Blockchain and Bitcoin round-up: 14 July 2016
With news on blockchain and Bitcoin appearing thick and fast, here’s a round-up of key events to save you time.
Bitcoin has got some love in Russia when the centre-right Party of Growth says it is open to accepting donations in the digital currency.
Boris Titov, head of the party, who also acts as an advisor to Russian president Vladimir Putin on entrepreneurial and business issues; says Russia can take “advantage of the difficult economic situation that has developed today for us to become a very profitable country open” to blockchain.

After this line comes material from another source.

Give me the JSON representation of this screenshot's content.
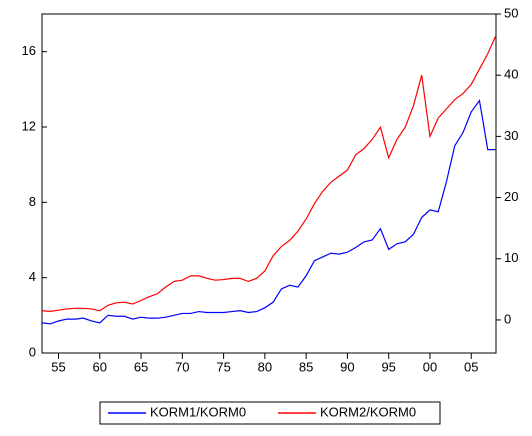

Over in Thailand, YoCoin has launched as a direct challenger to Bitcoin. YoCoin says it is a decentralised, peer-to-peer digital currency based on the Scrypt mining algorithm, “making it far more accessible than Bitcoin is when it comes to mining”. It adds that “anyone with a decent graphics card in their computer can start mining YoCoin at home with little effort”.
YoCoin says it is targeting the “younger crowd, especially millennials”. Future plans include the release of a mobile wallet for Android users, as well as the issuance of physical YOC coins. The latter being limited edition coins as “gifts for friends and family” or even “collectibles”.
Blockchain firm SolidX Partners has filed a registration statement with the Securities and Exchange Commission relating to the proposed launch of its SolidX Bitcoin Trust. The trust will provide shareholders with exposure to the daily change in the US dollar price of Bitcoin, before expenses and liabilities of the trust, as measured by the TradeBlock XBX Index.
Industry advocacy group Coin Center says the trust differs and competes with the Winklevoss Bitcoin Trust because SolidX’s version has secured insurance that covers the loss or theft of Bitcoins in its trust.